Originally published 18 July 1988
The Space Captain looked around the control room. ‘Sit tight, everybody,’ he said. ‘We’re going into overdrive.’ His hand moved a small lever. There was a slight, almost imperceptible shudder, and a purple light glowed on the control panel as the ship streaked toward Antares.”*
Ah, yes. Galactic travel. A zip through hyperspace. The meat and potatoes of science fiction. We have traveled so often to Antares and beyond, in books, films, and television, that it seems only a matter of time before humans must actually embark upon such a voyage.
Impossible, says the physicist. No way, says the astronomer. Or as Sir Richard Woolley, once Britain’s Astronomer Royal, so tidily put it: “Space travel is bilge.”
But don’t tell that to the students in my astronomy class. They will listen politely to what I have to say about the unbridgable distances to the stars, about the energy requirements for travel at speeds close to the speed of light, and about nature’s absolute prohibition on travel at speeds greater than the speed of light — they will listen politely and then they will say “But how can you be sure? Maybe there’s lots of stuff we don’t know yet.”
And, of course, they are right. One would hate to be caught with one’s imaginative pants down, as was Dr. Lee De Forest, the man who invented the vacuum tube, who in 1957 was quoted as saying that man would never reach the moon “regardless of all future scientific advances.”
Who, a hundred years ago, would have imagined flying through the air to Europe at twice the speed of sound? Who would have guessed that we would get to the moon only 12 years after De Forest pronounced it impossible. Humans will be colonizing Mars before the middle of the next century, easy. Can Antares be far behind?
The ways to go
Listen to the science fiction writers: There are lots of ways to get to Antares fast.
There’s old reliable hyperspace. According to this view, our familiar three-dimensional universe is folded or crumpled in a higher dimension, as a flat piece of paper might be crumpled in three-dimensional space. The space traveler moves quickly from one place in the universe to another by taking a short cut through the higher dimension.
A variation on the hyperspace theme imagines a nifty short cut through a black hole, which in this souped-up version of the gospel of relativity is actually a wormhole through a higher dimension.

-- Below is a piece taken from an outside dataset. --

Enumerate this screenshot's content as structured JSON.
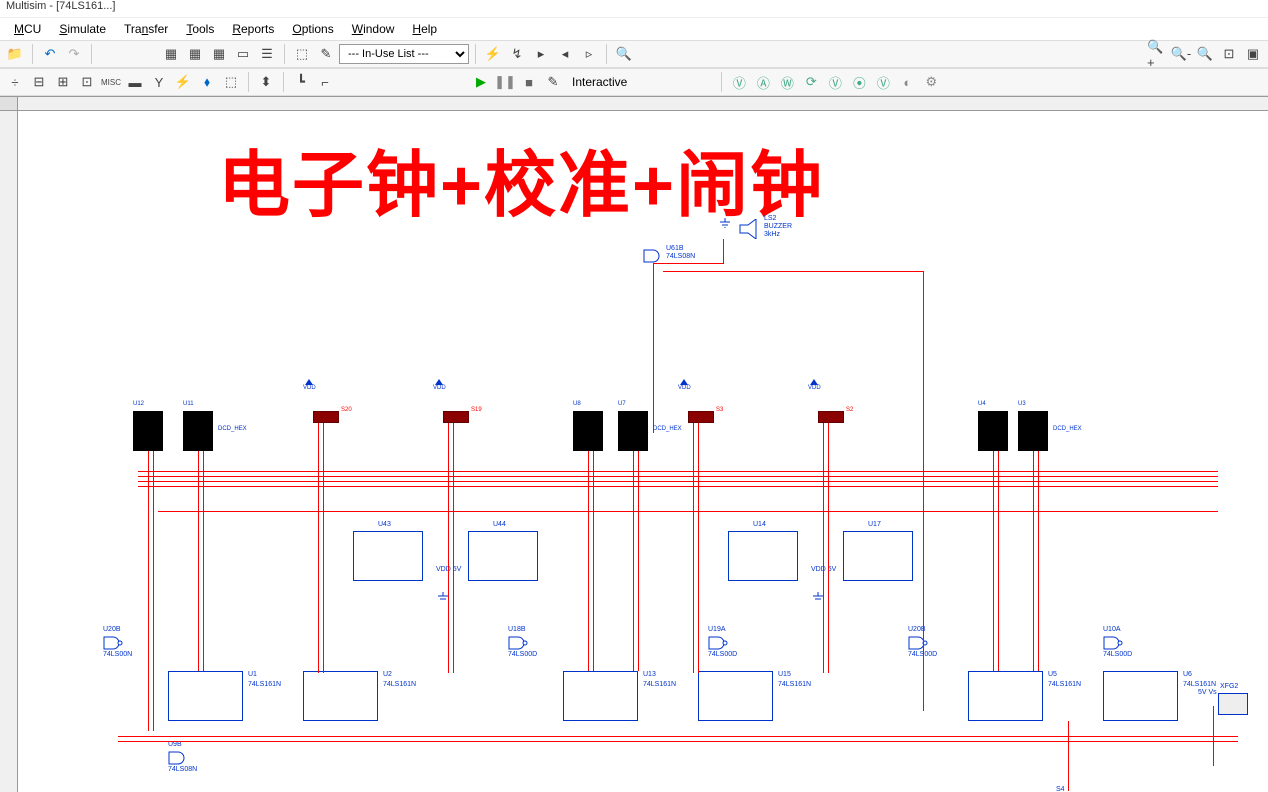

Or one might avoid nature’s prohibition on faster-than-light space travel by taking a quantum jump. In the standard interpretation of quantum physics, electrons in the atom jump from one energy level to another without traversing the space (or energies) in between. If electrons can do it, then why not the Antares-bound spaceship?
And if this stretched-out physics doesn’t do the trick, then one can always explore psychic dimensions. Dematerialization. Travel from one place to another as pure thought. Reconstitute the spaceship as bodiless information, instantly communicated within that great Mind which is the universe.
Why not? I’ll tell you why not. It’s all bilge.
These thoughts on the impossibility of space travel are inspired by a book called No Way, The Nature of the Impossible, edited by mathematician Philip Davis and physicist David Park. The book considers in delightful detail what it means to say “impossible” in all areas of science. It is from Park’s own contribution to the book, a chapter called “When Nature Says No,” that I borrowed the sci-fi episode that begins this column — and Sir Richard Woolley’s royally-stated opinion on the impossibility of space travel.
Possible and not so impossible
The essays in No Way consider the “impossibility” of everything from climbing Mt. Everest to parenting a perfect child. The editors contend that “because mankind is inspired by the challenge of the impossible…it behooves us to have some conceptions of what it is.” I agree. A healthy notion of what is possible and impossible is at the heart of all good science.
“To live at the boundary between the possible and the impossible, and to be aware of it, is to be truly alive,” say Davis and Park. And they wisely add: “What is really new in the world emerges at this boundary.”
Their words apply equally to mountaineers, parents, and prospective space travelers. To imagine that everything is possible — as do the people who read supermarket newspapers, politicians who believe in astrology, and growing numbers of New Agers — takes the edge off living at the boundary. To imagine that the impossible is carved in stone takes the edge off too.
Science is different from superstition and from science fiction because it cleaves to the boundary between the possible and impossible. It is a delicate balancing act — to be skeptical and open at the same time. I don’t believe in UFOs because I am firmly convinced that space travel is bilge. But I also know that our present knowledge of the world is partial and tentative. Someday, humans may travel to Antares. Someday Antarians may visit Earth. I’m prepared to be astonished.
* Excerpt from No Way: The Nature of the Impossible by Philip J. Davis and David Park. © 1987 W. H. Freeman and Co. Reprinted with permission.